🤖 AI Summary
Embodied intelligence faces challenges in environment perception and adaptive decision-making. Method: This work introduces an open-source multimodal “foundation brain model” architecture, scalable from 7B to 72B parameters and deployable across diverse physical embodiments. To address perceptual and behavioral adaptation, we propose DPPO (Deep-Reflection Proficient Policy Optimization), a meta-cyclic training framework integrating Reinforcement Learning, Refinement, Diagnostic Feedback, and Supervised Fine-Tuning—mimicking human metacognition for efficient deliberate practice. Trained on >4B high-quality tokens using an A800 cluster, the method closes the RL loop with diagnostic feedback and SFT. Contribution/Results: Our approach achieves a 20.3% improvement over base models, outperforms open-source models exceeding 100B parameters by 10.6%, and attains state-of-the-art performance on major embodied AI benchmarks—matching or exceeding closed-source SOTA systems.
📝 Abstract
This report presents Pelican-VL 1.0, a new family of open-source embodied brain models with parameter scales ranging from 7 billion to 72 billion.
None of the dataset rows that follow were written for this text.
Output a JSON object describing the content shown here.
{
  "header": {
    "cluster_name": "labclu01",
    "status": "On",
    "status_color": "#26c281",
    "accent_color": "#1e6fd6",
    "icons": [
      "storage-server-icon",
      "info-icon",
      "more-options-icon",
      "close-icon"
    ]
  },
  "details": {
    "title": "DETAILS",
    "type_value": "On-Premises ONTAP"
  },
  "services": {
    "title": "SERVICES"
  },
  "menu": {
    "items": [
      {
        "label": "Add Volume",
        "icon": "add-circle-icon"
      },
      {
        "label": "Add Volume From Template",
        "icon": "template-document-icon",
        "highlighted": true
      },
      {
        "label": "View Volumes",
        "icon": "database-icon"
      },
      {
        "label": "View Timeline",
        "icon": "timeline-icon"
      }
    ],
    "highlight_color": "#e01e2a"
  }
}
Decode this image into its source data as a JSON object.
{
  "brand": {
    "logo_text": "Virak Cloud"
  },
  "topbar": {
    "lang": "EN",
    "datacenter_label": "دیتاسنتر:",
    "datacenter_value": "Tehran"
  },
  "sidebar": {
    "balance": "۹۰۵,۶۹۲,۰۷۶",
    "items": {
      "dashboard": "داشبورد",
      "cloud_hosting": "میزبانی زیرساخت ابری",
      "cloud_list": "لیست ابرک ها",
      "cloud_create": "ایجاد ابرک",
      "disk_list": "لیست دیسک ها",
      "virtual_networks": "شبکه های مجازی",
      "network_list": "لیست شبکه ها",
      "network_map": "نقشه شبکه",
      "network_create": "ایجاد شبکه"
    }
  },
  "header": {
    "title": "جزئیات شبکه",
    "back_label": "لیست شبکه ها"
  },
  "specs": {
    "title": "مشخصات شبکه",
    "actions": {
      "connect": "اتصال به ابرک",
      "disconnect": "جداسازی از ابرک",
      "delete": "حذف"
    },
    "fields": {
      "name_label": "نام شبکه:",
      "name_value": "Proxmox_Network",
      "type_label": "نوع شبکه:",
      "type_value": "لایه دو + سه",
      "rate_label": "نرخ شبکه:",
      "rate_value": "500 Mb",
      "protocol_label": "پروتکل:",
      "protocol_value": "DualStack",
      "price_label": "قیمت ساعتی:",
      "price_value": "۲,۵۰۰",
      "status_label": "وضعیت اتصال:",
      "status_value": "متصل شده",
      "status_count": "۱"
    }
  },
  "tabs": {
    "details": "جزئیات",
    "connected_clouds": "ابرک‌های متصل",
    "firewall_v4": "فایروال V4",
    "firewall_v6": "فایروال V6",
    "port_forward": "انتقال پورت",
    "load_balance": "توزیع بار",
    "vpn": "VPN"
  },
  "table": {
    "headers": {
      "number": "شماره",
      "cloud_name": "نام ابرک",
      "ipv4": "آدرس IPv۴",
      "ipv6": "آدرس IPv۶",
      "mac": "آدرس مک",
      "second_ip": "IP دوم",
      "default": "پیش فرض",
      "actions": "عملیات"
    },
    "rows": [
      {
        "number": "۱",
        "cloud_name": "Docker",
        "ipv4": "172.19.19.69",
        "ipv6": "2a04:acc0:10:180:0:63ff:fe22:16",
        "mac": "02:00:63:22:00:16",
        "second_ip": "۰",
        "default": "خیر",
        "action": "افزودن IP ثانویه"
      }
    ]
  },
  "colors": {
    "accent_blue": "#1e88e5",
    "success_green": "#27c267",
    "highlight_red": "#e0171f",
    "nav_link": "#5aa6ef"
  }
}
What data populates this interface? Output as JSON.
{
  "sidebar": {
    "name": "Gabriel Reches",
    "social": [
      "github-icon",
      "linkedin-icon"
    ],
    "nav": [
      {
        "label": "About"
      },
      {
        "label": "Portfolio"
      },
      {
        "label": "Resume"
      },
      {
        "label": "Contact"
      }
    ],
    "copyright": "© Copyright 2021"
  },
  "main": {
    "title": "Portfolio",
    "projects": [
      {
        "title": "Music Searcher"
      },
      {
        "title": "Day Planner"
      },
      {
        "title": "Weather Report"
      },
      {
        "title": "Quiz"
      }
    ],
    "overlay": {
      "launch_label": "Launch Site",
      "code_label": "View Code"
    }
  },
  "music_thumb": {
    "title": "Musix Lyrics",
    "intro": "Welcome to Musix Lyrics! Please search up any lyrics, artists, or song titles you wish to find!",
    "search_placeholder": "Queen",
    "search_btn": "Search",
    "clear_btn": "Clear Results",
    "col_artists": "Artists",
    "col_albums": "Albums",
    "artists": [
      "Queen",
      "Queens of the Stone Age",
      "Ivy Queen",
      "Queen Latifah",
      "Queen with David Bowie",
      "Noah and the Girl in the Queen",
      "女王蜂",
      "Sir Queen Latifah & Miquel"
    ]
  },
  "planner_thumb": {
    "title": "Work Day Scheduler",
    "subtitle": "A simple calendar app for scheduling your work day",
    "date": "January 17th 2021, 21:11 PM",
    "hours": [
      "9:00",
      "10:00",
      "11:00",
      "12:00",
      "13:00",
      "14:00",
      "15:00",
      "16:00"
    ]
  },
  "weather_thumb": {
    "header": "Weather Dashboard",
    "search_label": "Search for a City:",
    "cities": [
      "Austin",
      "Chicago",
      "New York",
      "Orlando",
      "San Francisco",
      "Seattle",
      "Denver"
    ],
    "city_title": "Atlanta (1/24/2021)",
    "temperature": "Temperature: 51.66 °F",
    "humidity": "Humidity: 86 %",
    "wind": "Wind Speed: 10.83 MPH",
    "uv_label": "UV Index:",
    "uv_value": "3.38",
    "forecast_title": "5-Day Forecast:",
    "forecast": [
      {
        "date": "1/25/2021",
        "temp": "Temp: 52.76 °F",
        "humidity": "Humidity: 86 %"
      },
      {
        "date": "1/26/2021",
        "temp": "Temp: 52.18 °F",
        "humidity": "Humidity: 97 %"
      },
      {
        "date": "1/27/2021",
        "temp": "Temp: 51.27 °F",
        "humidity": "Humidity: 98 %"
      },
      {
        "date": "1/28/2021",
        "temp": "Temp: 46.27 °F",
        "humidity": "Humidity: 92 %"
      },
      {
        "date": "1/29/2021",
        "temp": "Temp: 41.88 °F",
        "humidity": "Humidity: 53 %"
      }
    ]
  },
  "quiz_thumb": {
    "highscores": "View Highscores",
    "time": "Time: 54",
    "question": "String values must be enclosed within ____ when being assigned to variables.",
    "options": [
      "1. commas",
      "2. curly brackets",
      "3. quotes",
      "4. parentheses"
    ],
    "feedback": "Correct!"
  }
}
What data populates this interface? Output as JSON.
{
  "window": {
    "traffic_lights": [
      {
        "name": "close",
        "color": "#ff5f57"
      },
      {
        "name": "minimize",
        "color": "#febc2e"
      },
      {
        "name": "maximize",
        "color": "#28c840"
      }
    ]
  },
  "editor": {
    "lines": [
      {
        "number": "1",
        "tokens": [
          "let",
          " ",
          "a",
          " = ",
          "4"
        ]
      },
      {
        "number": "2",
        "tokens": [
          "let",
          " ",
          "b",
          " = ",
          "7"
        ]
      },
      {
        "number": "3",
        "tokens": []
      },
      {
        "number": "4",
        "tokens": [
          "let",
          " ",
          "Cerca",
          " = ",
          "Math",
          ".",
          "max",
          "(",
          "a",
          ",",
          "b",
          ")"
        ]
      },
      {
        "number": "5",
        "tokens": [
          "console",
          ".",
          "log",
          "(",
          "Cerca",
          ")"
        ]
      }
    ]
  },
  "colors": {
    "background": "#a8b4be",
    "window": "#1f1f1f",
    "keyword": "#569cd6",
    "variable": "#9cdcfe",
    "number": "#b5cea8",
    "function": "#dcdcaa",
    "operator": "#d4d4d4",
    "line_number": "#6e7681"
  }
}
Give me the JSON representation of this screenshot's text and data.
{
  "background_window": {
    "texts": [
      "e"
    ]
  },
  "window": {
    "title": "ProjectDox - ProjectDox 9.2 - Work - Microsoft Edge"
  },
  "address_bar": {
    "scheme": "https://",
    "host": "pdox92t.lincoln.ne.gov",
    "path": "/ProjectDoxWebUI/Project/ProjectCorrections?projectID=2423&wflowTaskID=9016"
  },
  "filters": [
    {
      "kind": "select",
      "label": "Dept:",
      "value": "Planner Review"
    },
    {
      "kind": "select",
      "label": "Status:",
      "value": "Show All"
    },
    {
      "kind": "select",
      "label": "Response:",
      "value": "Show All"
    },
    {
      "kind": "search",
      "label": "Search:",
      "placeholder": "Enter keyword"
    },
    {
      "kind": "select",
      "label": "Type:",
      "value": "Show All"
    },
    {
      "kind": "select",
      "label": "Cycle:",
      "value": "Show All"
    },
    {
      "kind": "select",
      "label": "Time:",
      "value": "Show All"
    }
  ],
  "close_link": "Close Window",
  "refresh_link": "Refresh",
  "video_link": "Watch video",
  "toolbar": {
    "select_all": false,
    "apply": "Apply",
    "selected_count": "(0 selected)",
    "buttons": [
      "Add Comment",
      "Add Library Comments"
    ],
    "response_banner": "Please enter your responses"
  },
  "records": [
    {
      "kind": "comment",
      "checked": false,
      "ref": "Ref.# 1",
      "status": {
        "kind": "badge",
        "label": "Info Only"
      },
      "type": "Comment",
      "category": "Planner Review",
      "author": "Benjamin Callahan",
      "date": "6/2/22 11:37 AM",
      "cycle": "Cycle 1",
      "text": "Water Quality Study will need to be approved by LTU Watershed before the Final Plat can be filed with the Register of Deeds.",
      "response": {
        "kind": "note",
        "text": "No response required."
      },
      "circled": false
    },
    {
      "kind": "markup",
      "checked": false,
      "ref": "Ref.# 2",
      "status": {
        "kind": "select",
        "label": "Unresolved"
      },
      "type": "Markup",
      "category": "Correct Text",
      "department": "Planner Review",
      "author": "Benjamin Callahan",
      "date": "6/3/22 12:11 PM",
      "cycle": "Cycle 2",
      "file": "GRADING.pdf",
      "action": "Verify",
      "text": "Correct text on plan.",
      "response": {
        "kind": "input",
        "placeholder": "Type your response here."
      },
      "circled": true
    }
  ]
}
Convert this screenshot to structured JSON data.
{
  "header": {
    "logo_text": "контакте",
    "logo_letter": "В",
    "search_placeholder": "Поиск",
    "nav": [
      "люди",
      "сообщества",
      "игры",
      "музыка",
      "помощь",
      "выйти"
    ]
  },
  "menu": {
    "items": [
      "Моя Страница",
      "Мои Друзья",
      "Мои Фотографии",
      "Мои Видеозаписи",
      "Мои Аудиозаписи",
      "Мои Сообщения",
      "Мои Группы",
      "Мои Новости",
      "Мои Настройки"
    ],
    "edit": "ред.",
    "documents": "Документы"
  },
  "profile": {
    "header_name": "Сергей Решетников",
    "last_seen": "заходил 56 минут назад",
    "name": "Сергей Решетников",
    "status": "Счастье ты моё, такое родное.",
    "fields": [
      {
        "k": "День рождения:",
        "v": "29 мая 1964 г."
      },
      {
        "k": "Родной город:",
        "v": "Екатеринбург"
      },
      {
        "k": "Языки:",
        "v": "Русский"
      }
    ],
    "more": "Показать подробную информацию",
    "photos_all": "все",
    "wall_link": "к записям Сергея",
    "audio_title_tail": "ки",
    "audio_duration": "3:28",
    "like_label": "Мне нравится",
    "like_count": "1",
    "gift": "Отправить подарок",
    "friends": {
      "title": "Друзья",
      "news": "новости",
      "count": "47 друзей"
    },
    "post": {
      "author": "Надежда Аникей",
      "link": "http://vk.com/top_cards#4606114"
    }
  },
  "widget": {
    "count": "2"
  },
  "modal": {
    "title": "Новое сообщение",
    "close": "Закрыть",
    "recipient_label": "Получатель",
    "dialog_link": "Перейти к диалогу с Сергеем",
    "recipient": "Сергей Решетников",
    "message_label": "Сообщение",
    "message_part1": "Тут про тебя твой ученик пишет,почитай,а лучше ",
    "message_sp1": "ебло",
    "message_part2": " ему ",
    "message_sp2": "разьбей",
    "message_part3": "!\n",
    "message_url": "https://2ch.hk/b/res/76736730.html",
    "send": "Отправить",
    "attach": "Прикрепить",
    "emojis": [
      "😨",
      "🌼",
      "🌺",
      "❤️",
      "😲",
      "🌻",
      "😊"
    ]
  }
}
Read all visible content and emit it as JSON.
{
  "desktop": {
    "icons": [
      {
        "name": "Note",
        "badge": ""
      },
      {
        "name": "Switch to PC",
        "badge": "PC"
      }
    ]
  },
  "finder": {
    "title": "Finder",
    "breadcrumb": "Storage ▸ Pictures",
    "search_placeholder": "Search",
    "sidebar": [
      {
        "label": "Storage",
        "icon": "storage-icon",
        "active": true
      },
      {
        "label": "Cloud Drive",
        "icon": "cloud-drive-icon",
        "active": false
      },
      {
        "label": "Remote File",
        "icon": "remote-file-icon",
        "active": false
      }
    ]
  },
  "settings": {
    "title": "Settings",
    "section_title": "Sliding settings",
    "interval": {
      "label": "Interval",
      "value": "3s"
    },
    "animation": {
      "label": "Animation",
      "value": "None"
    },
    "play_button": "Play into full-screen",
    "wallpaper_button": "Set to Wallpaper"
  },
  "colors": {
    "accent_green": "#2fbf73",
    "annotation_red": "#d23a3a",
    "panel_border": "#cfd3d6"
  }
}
Our explicit mission is clearly stated as: To embed powerful intelligence into various embodiments. Pelican-VL 1.0 is currently the largest-scale open-source embodied multimodal brain model. Its core advantage lies in the in-depth integration of data power and intelligent adaptive learning mechanisms. Specifically, metaloop distilled a high-quality dataset from a raw dataset containing 4+ billion tokens. Pelican-VL 1.0 is trained on a large-scale cluster of 1000+ A800 GPUs, consuming over 50k+ A800 GPU-hours per checkpoint. This translates to a 20.3% performance uplift from its base model and outperforms 100B-level open-source counterparts by 10.6%, placing it on par with leading proprietary systems on well-known embodied benchmarks. We establish a novel framework, DPPO (Deliberate Practice Policy Optimization), inspired by human metacognition to train Pelican-VL 1.0. We operationalize this as a metaloop that teaches the AI to practice deliberately, which is a RL-Refine-Diagnose-SFT loop.